Chapman joined him. “What?”
“The homeless woman who poured the bottle of water on the tree and killed it?” He pointed at the screen showing the image.
“What about it? That’s one of the few things we can be reasonably sure about.”
Stone hit some keys and zoomed in on the image of the woman. “I was puzzled that they’d bring someone in for such a minimal task.”
“It wasn’t minimal,” Chapman pointed out. “It was the catalyst that set everything else in motion.”
“I wasn’t talking about poisoning the tree. I meant Judy Donohue. Why bring her in just to lie about Sykes and increase our suspicion of him? They could’ve come at it some other way. Now I know.”
“I’m not following.”
“Look at the back of the woman’s hand.”
Chapman hit some keys and zoomed into the image even more.
“Her hand is pretty dirty, but if you look at the bottom right.”
Chapman gasped. “That’s a bird’s foot. The tattoo Donohue had on her hand. What was it? The western meadowlark. She was the homeless woman in disguise.”
“They used her for that and then got her to try and implicate Sykes. I don’t think her bosses cared whether she succeeded or not. Sykes was a dead man, and they always intended to kill her too.”
Chapman sat back down and went over some notes. “You know, Garchik said that bombers like to do trial runs to make sure their equipment is working properly.”
“But usually they’ll do it in someplace inconspicuous. At least to the extent you can be inconspicuous when you’re setting off a bomb.”
“And Lafayette Park is hardly inconspicuous. Which means it wasn’t a trial run. It was the mission, albeit part of a larger one.”
Stone looked thoughtful. “Right. The bombing at Lafayette had to take place in order for some other event to occur.”
“We have that list of upcoming events at the park.”
“I don’t think the answer lies there.”
“I agree,” said Chapman. “The bad guys won’t know where the event is going to be, or if the event will even be held.”
“Right.”
She said, “The nanobot thing that has everyone’s knickers in a knot. They occur at the molecular level, which means they can get into anything.”
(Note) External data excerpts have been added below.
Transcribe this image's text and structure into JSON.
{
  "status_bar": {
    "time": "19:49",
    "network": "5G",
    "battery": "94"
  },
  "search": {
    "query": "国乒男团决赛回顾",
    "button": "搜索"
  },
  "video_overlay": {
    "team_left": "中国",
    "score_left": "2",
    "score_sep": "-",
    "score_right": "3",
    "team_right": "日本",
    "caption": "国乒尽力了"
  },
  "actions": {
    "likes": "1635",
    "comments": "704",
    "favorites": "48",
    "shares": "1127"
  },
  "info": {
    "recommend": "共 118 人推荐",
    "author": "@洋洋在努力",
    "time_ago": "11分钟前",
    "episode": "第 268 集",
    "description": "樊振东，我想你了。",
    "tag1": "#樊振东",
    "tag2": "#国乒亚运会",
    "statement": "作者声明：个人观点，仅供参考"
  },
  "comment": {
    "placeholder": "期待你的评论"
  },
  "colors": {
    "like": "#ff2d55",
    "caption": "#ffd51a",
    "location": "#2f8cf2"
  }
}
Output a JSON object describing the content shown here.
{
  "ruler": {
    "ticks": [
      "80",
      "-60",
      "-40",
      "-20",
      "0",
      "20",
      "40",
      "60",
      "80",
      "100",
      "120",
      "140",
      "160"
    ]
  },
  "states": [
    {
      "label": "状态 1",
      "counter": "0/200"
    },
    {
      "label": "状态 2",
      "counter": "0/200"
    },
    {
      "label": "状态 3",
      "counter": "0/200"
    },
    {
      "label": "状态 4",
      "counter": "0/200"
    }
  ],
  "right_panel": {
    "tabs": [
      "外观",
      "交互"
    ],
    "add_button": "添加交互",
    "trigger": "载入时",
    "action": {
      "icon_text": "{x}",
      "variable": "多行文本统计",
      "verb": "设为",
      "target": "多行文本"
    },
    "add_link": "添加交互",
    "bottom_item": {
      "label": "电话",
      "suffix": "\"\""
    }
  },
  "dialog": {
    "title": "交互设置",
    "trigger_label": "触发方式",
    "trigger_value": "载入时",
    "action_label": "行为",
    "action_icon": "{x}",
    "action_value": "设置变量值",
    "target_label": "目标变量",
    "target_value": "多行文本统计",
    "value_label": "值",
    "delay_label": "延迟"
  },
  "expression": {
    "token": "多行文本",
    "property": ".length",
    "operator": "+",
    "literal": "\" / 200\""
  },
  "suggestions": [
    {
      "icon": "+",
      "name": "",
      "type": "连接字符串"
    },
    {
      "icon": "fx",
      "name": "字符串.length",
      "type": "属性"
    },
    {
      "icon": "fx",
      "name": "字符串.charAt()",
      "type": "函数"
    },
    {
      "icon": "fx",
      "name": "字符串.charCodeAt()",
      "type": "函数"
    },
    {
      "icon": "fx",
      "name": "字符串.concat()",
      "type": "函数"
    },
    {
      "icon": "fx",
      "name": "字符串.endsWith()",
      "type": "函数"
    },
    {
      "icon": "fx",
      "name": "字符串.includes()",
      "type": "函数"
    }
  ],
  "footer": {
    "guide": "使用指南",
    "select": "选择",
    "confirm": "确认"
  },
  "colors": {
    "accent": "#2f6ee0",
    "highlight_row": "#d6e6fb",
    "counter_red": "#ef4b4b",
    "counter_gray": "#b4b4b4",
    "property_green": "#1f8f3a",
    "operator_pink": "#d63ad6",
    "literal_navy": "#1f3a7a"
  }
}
“And they apparently can be manufactured into just about any bio-or chemical contagion. Synthetic plague or anthrax or ricin maybe. In large quantities.”
“But again, you load all that into a root ball in a tree across from the bloody White House with a bomb attached and you don’t put the plague or another deadly microbe on it? Makes no sense.”
“It’s never made any sense,” agreed Stone. “At least it doesn’t the way we’ve been looking at it.”
Chapman perked up. “Maybe we go back to where it all started.”
“You mean Lafayette Park?”
“Let’s call it for what it is. Hell’s Corner. In fact, I can’t think of it any other way now. Might’ve known.”
“What do you mean?”
“It’s named after a bloody Frenchman,” snapped Chapman.